Ho avuto 5 tumori. Combatto da quando avevo 23 anni ed ora ne ho 56. Quando morirò diranno: «Ma era malata da tanto». Capisco perfettamente che per tutti io sto dall’altra parte del muro invisibile che più o meno consciamente si erge tra chi sta bene e quindi si considera normale e chi è malato. La malattia rovina la vita, e io ne sono un’ottima testimone. Quello che invece ritengo sia profondamente insensato è pensare a me come a una sventurata candidata alla morte. L’unica differenza tra me e ogni altro essere vivente è che io non posso dimenticare di dover morire mentre gli altri, sì. Della fine della vita non si deve parlare. I medici, quando ne parlo, mi consigliano qualche ottimo serotoninico. Ma la realtà è che tutti possono ingannare se stessi negando l’ineluttabilità della morte, tranne me e quelli come me. Dunque il  mio problema, in fondo, è solo di sapere troppo, di aver dovuto capire, per forza e troppo presto, che il mio destino è quello di tutti gli esseri viventi. Il problema degli altri è invece quello di rinforzare  il muro immaginario per continuare a credere disperatamente di poter relegare me, e quelli come me, nell’area ben separata degli sventurati a cui per sorte è toccato un destino mortale.

Francesca

 

risponde Umberto Galimberti

 

Più che nel passato, oggi la morte è ritenuta un evento insensato, assurdo, ma soprattutto un evento da rimuovere, il più negativo dei pensieri che si possa affacciare alla nostra mente, e di qui l’invito ad allontanarlo il più rapidamente possibile.

E siccome solitamente si muore a causa di una malattia (anche se Michel Foucault ci avverte che «non moriamo perché ci ammaliamo, ma ci ammaliamo perché fondamentalmente dobbiamo morire»), accade che chi è colpito da una malattia è come se venisse segregato in un altro mondo, nel mondo di chi non sta bene, e così isolato, anche se occasionalmente consolato da parole di speranza a cui non crede neppure chi le pronuncia.

Questa è la ragione per cui c’è la tendenza a nascondere la propria malattia, a essere reticenti per non compromettere il proprio lavoro, i propri amori e quel normale rapporto con gli altri che è possibile solo a chi abita il mondo dei sani.

Ci sono poi delle malattie come un tempo la tubercolosi e oggi il cancro, dove basta pronunciare la parola per essere iscritti nel mondo di coloro che sono destinati a morire. Come se gli altri fossero immortali.

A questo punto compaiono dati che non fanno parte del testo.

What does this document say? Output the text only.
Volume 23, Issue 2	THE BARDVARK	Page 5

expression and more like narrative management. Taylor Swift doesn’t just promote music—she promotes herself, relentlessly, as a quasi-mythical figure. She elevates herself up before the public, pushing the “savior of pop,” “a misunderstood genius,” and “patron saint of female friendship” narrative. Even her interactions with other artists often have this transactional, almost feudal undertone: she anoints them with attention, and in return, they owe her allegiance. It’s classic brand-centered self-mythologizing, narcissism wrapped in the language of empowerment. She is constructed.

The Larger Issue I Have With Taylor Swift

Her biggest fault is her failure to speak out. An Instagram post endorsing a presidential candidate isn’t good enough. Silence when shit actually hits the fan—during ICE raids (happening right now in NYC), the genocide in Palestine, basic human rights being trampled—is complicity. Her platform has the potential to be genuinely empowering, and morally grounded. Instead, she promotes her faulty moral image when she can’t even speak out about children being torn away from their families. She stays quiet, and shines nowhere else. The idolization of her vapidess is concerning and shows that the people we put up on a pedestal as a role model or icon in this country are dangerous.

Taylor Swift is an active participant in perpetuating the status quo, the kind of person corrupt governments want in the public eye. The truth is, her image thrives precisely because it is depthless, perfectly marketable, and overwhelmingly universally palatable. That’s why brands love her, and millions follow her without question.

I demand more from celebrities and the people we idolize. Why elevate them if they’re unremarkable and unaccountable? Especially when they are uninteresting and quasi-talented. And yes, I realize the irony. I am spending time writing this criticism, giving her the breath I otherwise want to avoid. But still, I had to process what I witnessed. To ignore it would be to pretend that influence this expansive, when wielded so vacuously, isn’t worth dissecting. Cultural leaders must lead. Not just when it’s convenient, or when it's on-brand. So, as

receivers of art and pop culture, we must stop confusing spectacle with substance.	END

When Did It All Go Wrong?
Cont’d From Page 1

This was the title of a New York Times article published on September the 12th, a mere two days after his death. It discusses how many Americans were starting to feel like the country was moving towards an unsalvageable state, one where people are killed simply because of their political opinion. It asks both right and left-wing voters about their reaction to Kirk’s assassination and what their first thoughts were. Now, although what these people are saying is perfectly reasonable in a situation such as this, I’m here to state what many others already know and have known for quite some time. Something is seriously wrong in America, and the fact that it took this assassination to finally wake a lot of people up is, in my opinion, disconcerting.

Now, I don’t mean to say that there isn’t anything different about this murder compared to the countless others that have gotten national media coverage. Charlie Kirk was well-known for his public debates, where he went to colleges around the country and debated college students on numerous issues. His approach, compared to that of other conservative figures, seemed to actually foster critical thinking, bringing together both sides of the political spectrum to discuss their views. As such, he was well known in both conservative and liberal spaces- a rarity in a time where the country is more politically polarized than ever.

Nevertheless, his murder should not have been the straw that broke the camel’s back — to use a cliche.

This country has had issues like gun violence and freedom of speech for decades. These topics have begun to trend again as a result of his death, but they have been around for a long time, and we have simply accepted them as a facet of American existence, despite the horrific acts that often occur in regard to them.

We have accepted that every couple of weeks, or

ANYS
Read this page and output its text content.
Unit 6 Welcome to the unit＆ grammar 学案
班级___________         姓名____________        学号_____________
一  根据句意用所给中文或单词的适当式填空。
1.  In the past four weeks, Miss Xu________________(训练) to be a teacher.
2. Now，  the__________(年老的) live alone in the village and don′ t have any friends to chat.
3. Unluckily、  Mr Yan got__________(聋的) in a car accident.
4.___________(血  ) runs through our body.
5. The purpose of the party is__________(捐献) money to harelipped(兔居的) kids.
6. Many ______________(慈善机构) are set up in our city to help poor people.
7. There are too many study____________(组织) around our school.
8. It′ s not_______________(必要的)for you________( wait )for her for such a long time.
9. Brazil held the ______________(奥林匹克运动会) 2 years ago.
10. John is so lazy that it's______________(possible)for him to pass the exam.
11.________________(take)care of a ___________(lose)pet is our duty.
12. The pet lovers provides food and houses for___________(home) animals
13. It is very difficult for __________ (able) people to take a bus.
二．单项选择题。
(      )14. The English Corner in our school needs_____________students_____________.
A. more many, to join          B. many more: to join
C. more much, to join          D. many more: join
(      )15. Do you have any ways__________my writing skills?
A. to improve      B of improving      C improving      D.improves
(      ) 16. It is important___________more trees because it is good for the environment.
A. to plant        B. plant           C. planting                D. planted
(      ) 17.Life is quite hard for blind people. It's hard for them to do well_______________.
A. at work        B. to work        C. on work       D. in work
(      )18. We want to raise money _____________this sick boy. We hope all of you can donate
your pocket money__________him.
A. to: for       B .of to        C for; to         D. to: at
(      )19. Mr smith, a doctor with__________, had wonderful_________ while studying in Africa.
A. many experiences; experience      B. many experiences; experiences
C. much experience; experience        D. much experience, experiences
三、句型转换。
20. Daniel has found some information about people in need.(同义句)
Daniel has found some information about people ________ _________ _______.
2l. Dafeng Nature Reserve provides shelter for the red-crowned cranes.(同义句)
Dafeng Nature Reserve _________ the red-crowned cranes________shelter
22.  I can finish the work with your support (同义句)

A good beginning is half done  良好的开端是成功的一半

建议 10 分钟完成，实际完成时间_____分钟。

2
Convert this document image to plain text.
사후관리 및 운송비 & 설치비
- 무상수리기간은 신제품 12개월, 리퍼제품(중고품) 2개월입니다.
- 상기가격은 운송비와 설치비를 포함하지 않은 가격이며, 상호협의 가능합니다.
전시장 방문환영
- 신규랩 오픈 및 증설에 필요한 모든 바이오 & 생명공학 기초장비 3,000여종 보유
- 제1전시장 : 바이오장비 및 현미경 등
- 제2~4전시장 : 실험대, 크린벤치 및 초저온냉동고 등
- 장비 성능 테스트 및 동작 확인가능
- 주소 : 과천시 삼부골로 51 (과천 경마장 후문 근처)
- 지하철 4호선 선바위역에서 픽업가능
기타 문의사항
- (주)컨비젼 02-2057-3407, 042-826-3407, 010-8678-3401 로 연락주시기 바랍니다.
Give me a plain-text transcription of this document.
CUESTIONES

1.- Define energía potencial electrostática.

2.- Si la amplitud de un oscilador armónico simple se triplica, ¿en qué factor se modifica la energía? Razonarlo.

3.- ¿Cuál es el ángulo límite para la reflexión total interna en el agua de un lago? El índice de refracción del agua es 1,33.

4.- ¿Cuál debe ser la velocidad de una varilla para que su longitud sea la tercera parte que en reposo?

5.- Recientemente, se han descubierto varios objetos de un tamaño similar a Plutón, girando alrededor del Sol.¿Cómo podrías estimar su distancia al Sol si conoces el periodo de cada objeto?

Non ho mai capito perché uno che ha avuto un infarto e che ha tante possibilità di morire quante ne ha uno affetto da un cancro non vive quella sottile esclusione sociale che è riservata ai malati di cancro, solitamente vissuti come dei conannati a morte. Nonostante i progressi della scienza in questo campo, e come la sua storia ultratrentennale con la malattia è in grado di smentire.

Ma c’è di più. C’è quella terribile tendenza, avvalorata dalla psicoanalisi e dalle neuroscienze, anche se non apertamente, a cercare cause psicologiche responsabili dell’insorgenza della malattia, per cui ad esempio gli introversi, gli ossessivi e quelli che tendono a tenersi dentro tutto, rabbie e passioni, sarebbero più esposti al cancro, perché il corpo si incaricherebbe di pagare il conto delle costrizioni dell’anima.

Georg Groddeck, amico di Freud, diceva per esempio nel Libro dell’Es, a proposito della tubercolosi: «Muore solo chi vuol morire, colui per il quale la vita diventa insopportabile». In questo modo si toglie alla malattia la sua natura fisica per attribuirla alla volontà della mente.

Un modo come un altro per celebrare la libertà dello spirito nei confronti della materia e, grazie a questa libertà, si avanza l’ipotesi di poter sconfiggere la morte con la forza della volontà.

Quante volte l’abbiamo sentito dire nelle parole che vogliono incoraggiare il malato. Il risultato di queste “incoraggianti” ipotesi è che la vita o la morte dipendono da lui, per cui se non riesce a guarire, in fondo è colpa sua. E così, oltre alla malattia, il malato che dovesse convincersi, si assume anche il senso di colpa che queste insopportabili spiegazioni spiritualistiche aggiungono alla sua sofferenza.

Anche in questo caso, guardiamoci dalle celebrazioni dello spirito sui processi deterministici della materia. In queste celebrazioni io leggo solo un’ulteriore difesa e un estremo rifiuto nei confronti dell’ineluttabilità della morte.